The main types of optimizers used in training deep neural networks include first-order optimizers such as stochastic gradient descent with momentum (SGDM) and AdamW. These optimizers are widely used due to their efficiency in training large-scale models.
However, second-order optimizers, such as K-FAC, Shampoo, AdaBK, and Sophia, demonstrate superior convergence properties but often incur significant computational and memory costs. These costs hinder their widespread adoption for training large models within limited memory budgets. Second-order optimizers require the computation and storage of additional information, such as the Hessian matrix or its approximation, which increases memory consumption and computational complexity.
To address the memory consumption issue, researchers have explored two main approaches: factorization and quantization. Factorization uses low-rank approximation to represent optimizer states, while quantization techniques utilize low-bit representations to compress the 32-bit optimizer states. While quantization has been successfully applied to first-order optimizers, adapting it to second-order optimizers poses a greater challenge due to the matrix operations involved in these methods.
Recently, researchers have proposed the first 4-bit second-order optimizer, taking Shampoo as an example, while maintaining performance comparable to its 32-bit counterpart. The key contribution is quantizing the eigenvector matrix of the preconditioner in 4-bit Shampoo instead of directly quantizing the preconditioner itself. This approach preserves the small singular values of the preconditioner, which are crucial for accurately computing the inverse fourth root, thereby avoiding performance degradation.

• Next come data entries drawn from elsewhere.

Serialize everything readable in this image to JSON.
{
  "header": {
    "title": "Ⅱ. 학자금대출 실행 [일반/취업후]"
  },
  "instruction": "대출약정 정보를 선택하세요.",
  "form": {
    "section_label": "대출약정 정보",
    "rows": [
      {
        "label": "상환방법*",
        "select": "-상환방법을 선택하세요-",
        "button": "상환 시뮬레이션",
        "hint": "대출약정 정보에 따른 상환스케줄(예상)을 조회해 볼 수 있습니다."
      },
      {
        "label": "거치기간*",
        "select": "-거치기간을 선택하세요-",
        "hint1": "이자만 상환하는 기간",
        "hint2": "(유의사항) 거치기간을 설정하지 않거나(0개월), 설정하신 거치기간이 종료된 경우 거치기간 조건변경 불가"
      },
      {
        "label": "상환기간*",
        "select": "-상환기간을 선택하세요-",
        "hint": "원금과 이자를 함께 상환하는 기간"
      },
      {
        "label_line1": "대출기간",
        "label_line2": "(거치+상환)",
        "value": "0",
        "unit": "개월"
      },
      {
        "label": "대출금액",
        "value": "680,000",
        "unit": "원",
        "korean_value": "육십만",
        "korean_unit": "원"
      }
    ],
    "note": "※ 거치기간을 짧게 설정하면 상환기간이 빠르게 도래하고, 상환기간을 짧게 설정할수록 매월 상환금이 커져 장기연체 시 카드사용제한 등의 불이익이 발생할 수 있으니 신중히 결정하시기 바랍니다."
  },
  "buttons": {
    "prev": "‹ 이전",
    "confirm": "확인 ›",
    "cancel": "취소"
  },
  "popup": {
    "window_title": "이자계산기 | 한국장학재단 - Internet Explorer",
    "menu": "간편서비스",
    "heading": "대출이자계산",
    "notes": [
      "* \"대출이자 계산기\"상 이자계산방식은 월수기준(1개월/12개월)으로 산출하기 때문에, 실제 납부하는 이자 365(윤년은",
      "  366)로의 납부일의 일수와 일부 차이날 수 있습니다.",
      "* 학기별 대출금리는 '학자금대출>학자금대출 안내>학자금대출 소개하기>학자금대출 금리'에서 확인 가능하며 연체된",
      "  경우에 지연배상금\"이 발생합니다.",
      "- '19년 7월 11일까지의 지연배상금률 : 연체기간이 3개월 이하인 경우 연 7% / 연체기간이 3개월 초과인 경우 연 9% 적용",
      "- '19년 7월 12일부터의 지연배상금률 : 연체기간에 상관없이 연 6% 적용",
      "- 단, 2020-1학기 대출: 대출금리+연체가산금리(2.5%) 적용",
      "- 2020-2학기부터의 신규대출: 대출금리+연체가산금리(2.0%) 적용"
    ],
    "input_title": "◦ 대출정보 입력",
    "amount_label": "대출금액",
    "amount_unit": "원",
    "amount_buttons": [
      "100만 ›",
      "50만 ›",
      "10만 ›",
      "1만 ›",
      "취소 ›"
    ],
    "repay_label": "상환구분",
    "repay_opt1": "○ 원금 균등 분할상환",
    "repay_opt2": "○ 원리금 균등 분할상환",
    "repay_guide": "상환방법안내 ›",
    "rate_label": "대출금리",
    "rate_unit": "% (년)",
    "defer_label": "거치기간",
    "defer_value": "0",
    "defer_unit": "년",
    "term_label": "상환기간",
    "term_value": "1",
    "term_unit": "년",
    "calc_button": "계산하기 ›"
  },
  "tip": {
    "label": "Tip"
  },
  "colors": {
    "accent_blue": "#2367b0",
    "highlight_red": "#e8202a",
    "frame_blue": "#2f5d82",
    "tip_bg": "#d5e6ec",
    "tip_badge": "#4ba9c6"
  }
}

Overall, while second-order optimizers offer superior convergence properties, their higher computational and memory costs have limited their widespread adoption. However, ongoing research aims to address these challenges and make second-order optimizers more practical for training large-scale deep neural networks.

Factorization and quantization approaches help in reducing the memory consumption of optimizer states in DNN training by addressing the computational and memory challenges associated with training large-scale models6.

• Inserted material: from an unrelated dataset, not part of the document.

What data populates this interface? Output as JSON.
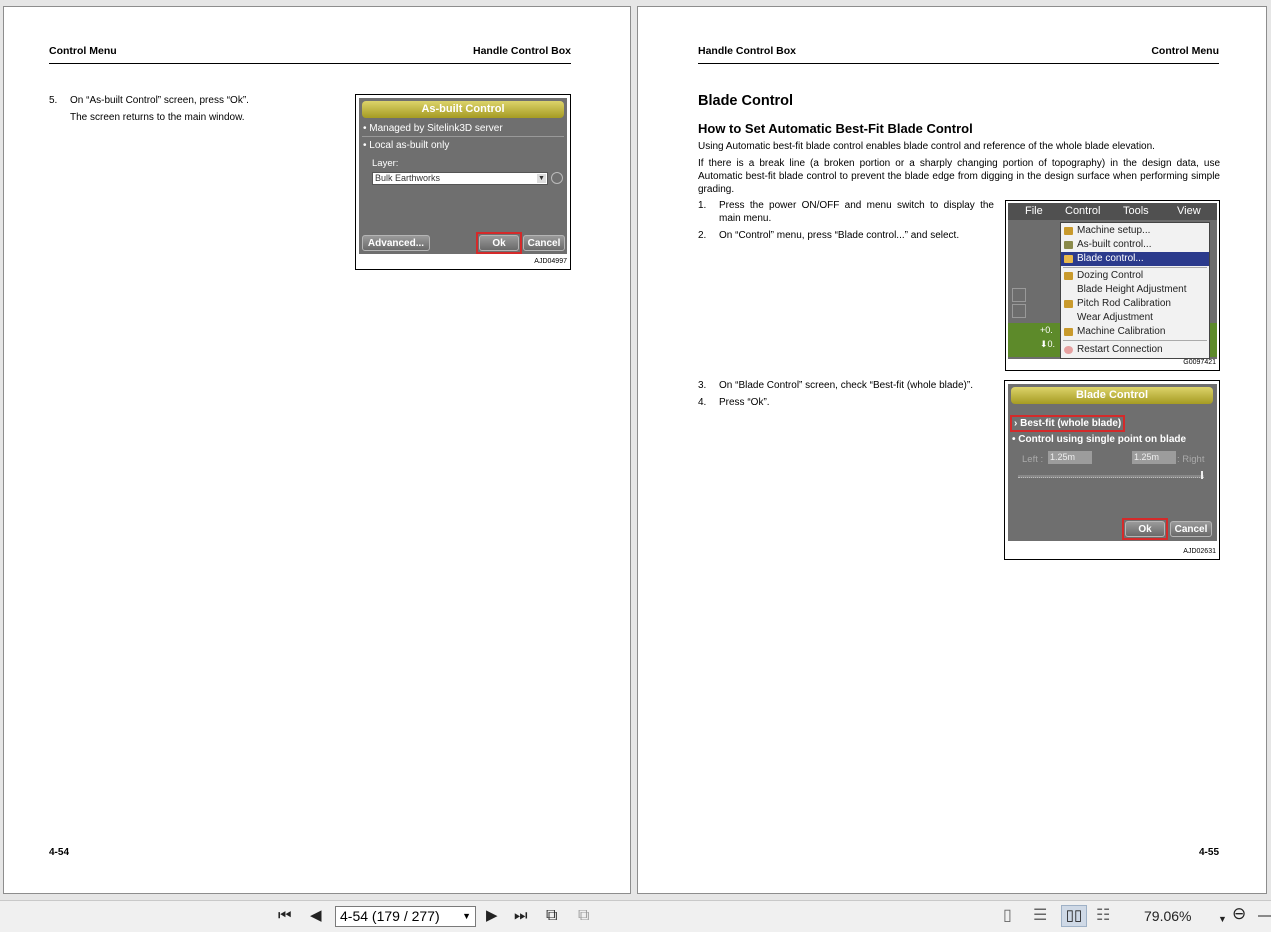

Factorization uses low-rank approximation to represent optimizer states6. This strategy is applied to both first-order optimizers and second-order optimizers6. By using a low-rank approximation, the memory requirements for storing the optimizer states are significantly reduced, as only the most important information is retained6.
Quantization, on the other hand, utilizes low-bit representations to compress the 32-bit optimizer states. This technique has been successfully applied to first-order optimizers6. Adapting quantization to second-order optimizers is more challenging due to the matrix operations involved in these methods. However, researchers have presented the first 4-bit second-order optimizer, taking Shampoo as an example, while maintaining performance comparable to its 32-bit counterpart. The key contribution is quantizing the eigenvector matrix of the preconditioner in 4-bit Shampoo instead of directly quantizing the preconditioner itself. This approach preserves the small singular values of the preconditioner, which are crucial for accurately computing the inverse fourth root, thereby avoiding performance degradation.

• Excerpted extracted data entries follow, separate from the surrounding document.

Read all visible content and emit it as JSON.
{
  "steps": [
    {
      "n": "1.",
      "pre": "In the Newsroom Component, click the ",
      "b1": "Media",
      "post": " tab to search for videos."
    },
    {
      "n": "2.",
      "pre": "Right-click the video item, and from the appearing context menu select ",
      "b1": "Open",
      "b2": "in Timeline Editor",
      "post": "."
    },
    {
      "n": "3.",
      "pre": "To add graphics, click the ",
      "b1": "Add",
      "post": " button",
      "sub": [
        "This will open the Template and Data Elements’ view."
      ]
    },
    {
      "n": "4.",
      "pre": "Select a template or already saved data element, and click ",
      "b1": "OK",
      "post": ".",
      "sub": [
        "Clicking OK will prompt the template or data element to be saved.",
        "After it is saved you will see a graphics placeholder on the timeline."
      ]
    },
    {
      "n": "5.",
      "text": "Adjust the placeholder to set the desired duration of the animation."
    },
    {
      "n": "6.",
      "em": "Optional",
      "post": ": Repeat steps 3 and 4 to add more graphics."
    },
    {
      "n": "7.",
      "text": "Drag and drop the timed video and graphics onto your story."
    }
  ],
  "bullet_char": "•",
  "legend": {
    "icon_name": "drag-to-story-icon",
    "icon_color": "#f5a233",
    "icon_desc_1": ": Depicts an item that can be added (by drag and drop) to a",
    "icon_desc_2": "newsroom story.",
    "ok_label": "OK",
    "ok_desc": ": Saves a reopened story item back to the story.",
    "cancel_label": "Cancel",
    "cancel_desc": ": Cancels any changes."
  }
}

By employing factorization and quantization approaches, the memory consumption of optimizer states can be significantly reduced, enabling more efficient training of deep neural networks6.

Adapting quantization techniques to second-order optimizers poses a greater challenge compared to first-order optimizers due to the matrix operations involved in second-order methods1. First-order optimizers' states are elementwise, while second-order optimizers rely on matrix operations1. This difference makes it more complex to apply quantization to second-order optimizers while maintaining their effectiveness and accuracy.